Fiorina supports removing certain online barriers used by terrorists to recruit operatives and organize attacks, and calls on private sector companies to cooperate with preventative FBI investigations.
MARTA MACCALLUM (moderator): “Carly Fiorina, the FBI Director Comey says terrorists can thrive here at home because they go dark and they recruit behind the cyber walls that are built by American companies like Google and Apple. Comey says this is a big problem. Rand Paul says that the government forcing these companies to bring down those walls would be a big privacy issue and a dangerous way to go on this. You've been a tech leader in this country. Which side are you on?”
CARLY FIORINA: “Well, let me say first that it is disturbing that every time one of these homegrown terrorist attacks occurs – and as your question points out, they are occurring with far too great frequency – it turns out we had warning signals. It turns out we knew something was wrong. It turns out some dot wasn't connected. And so the first thing we have to do is make sure that everyone and every responsible agency is attuned to all of these possibilities and symptoms. We even had warnings about the Boston marathon bombers, and yet the dots weren't connected. So we need to get on a different mindset.

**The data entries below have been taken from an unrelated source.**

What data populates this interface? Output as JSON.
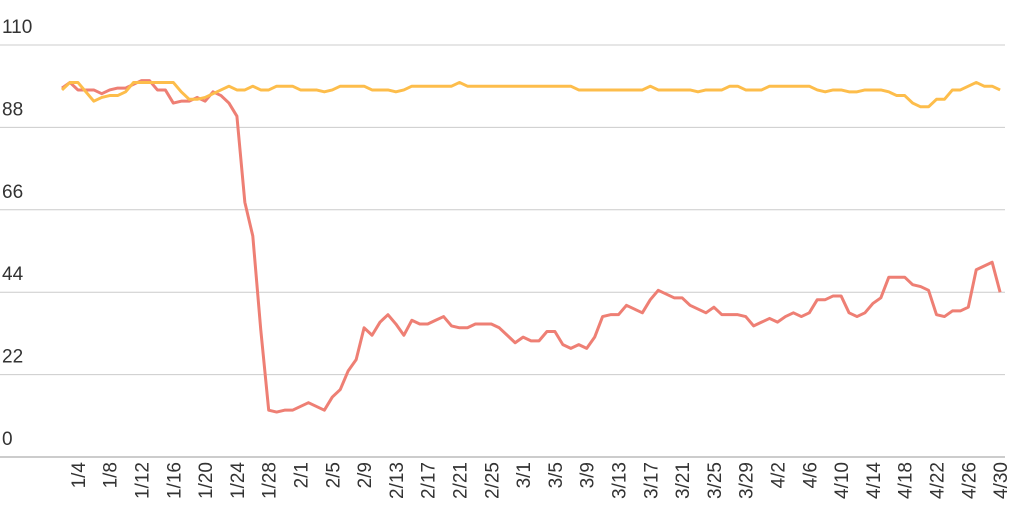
{
  "chart_data": {
    "type": "line",
    "grid": true,
    "categories": [
      null,
      null,
      "1/4",
      null,
      null,
      null,
      "1/8",
      null,
      null,
      null,
      "1/12",
      null,
      null,
      null,
      "1/16",
      null,
      null,
      null,
      "1/20",
      null,
      null,
      null,
      "1/24",
      null,
      null,
      null,
      "1/28",
      null,
      null,
      null,
      "2/1",
      null,
      null,
      null,
      "2/5",
      null,
      null,
      null,
      "2/9",
      null,
      null,
      null,
      "2/13",
      null,
      null,
      null,
      "2/17",
      null,
      null,
      null,
      "2/21",
      null,
      null,
      null,
      "2/25",
      null,
      null,
      null,
      "3/1",
      null,
      null,
      null,
      "3/5",
      null,
      null,
      null,
      "3/9",
      null,
      null,
      null,
      "3/13",
      null,
      null,
      null,
      "3/17",
      null,
      null,
      null,
      "3/21",
      null,
      null,
      null,
      "3/25",
      null,
      null,
      null,
      "3/29",
      null,
      null,
      null,
      "4/2",
      null,
      null,
      null,
      "4/6",
      null,
      null,
      null,
      "4/10",
      null,
      null,
      null,
      "4/14",
      null,
      null,
      null,
      "4/18",
      null,
      null,
      null,
      "4/22",
      null,
      null,
      null,
      "4/26",
      null,
      null,
      null,
      "4/30"
    ],
    "series": [
      {
        "color": "#ee7f74",
        "values": [
          98.5,
          100,
          98,
          98,
          98,
          97,
          98,
          98.5,
          98.5,
          99.5,
          100.5,
          100.5,
          98,
          98,
          94.5,
          95,
          95,
          96,
          95,
          97.5,
          96.5,
          94.5,
          91,
          68,
          59,
          34,
          12.5,
          12,
          12.5,
          12.5,
          13.5,
          14.5,
          13.5,
          12.5,
          16,
          18,
          23,
          26,
          34.5,
          32.5,
          36,
          38,
          35.5,
          32.5,
          36.5,
          35.5,
          35.5,
          36.5,
          37.5,
          35,
          34.5,
          34.5,
          35.5,
          35.5,
          35.5,
          34.5,
          32.5,
          30.5,
          32,
          31,
          31,
          33.5,
          33.5,
          30,
          29,
          30,
          29,
          32,
          37.5,
          38,
          38,
          40.5,
          39.5,
          38.5,
          42,
          44.5,
          43.5,
          42.5,
          42.5,
          40.5,
          39.5,
          38.5,
          40,
          38,
          38,
          38,
          37.5,
          35,
          36,
          37,
          36,
          37.5,
          38.5,
          37.5,
          38.5,
          42,
          42,
          43,
          43,
          38.5,
          37.5,
          38.5,
          41,
          42.5,
          48,
          48,
          48,
          46,
          45.5,
          44.5,
          38,
          37.5,
          39,
          39,
          40,
          50,
          51,
          52,
          44
        ]
      },
      {
        "color": "#fdbd4b",
        "values": [
          98,
          100,
          100,
          97.5,
          95,
          96,
          96.5,
          96.5,
          97.5,
          100,
          100,
          100,
          100,
          100,
          100,
          97.5,
          95.5,
          95.5,
          96,
          97,
          98,
          99,
          98,
          98,
          99,
          98,
          98,
          99,
          99,
          99,
          98,
          98,
          98,
          97.5,
          98,
          99,
          99,
          99,
          99,
          98,
          98,
          98,
          97.5,
          98,
          99,
          99,
          99,
          99,
          99,
          99,
          100,
          99,
          99,
          99,
          99,
          99,
          99,
          99,
          99,
          99,
          99,
          99,
          99,
          99,
          99,
          98,
          98,
          98,
          98,
          98,
          98,
          98,
          98,
          98,
          99,
          98,
          98,
          98,
          98,
          98,
          97.5,
          98,
          98,
          98,
          99,
          99,
          98,
          98,
          98,
          99,
          99,
          99,
          99,
          99,
          99,
          98,
          97.5,
          98,
          98,
          97.5,
          97.5,
          98,
          98,
          98,
          97.5,
          96.5,
          96.5,
          94.5,
          93.5,
          93.5,
          95.5,
          95.5,
          98,
          98,
          99,
          100,
          99,
          99,
          98
        ]
      }
    ],
    "ylim": [
      0,
      110
    ],
    "yticks": [
      0,
      22,
      44,
      66,
      88,
      110
    ]
  }
}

Secondly, I certainly support that we need to tear down cyber walls, not on a mass basis, but on a targeted basis. But let me just say that we also need to tear down the cyber walls that China is erecting, that Russia is erecting. We need to be very well aware of the fact that China and Russia are using technology to attack us just as ISIS is using technology to recruit those who would murder American citizens. I do not believe that we need to wholesale destroy every American citizen's privacy in order to go after those that we know are suspect or are already a problem. But yes, there is more collaboration required between private sector companies and the public sector. And specifically, we know that we could have detected and repelled some of these cyber attacks if that collaboration had been permitted. A law has been sitting – languishing, sadly – on Capitol Hill and has not yet been passed, and it would help.”
MACCALLUM : “So would you tonight call for Google and Apple to cooperate in these investigations and let the FBI in where they need to go?”
FIORINA: “I absolutely would call on them to collaborate and cooperate, yes.”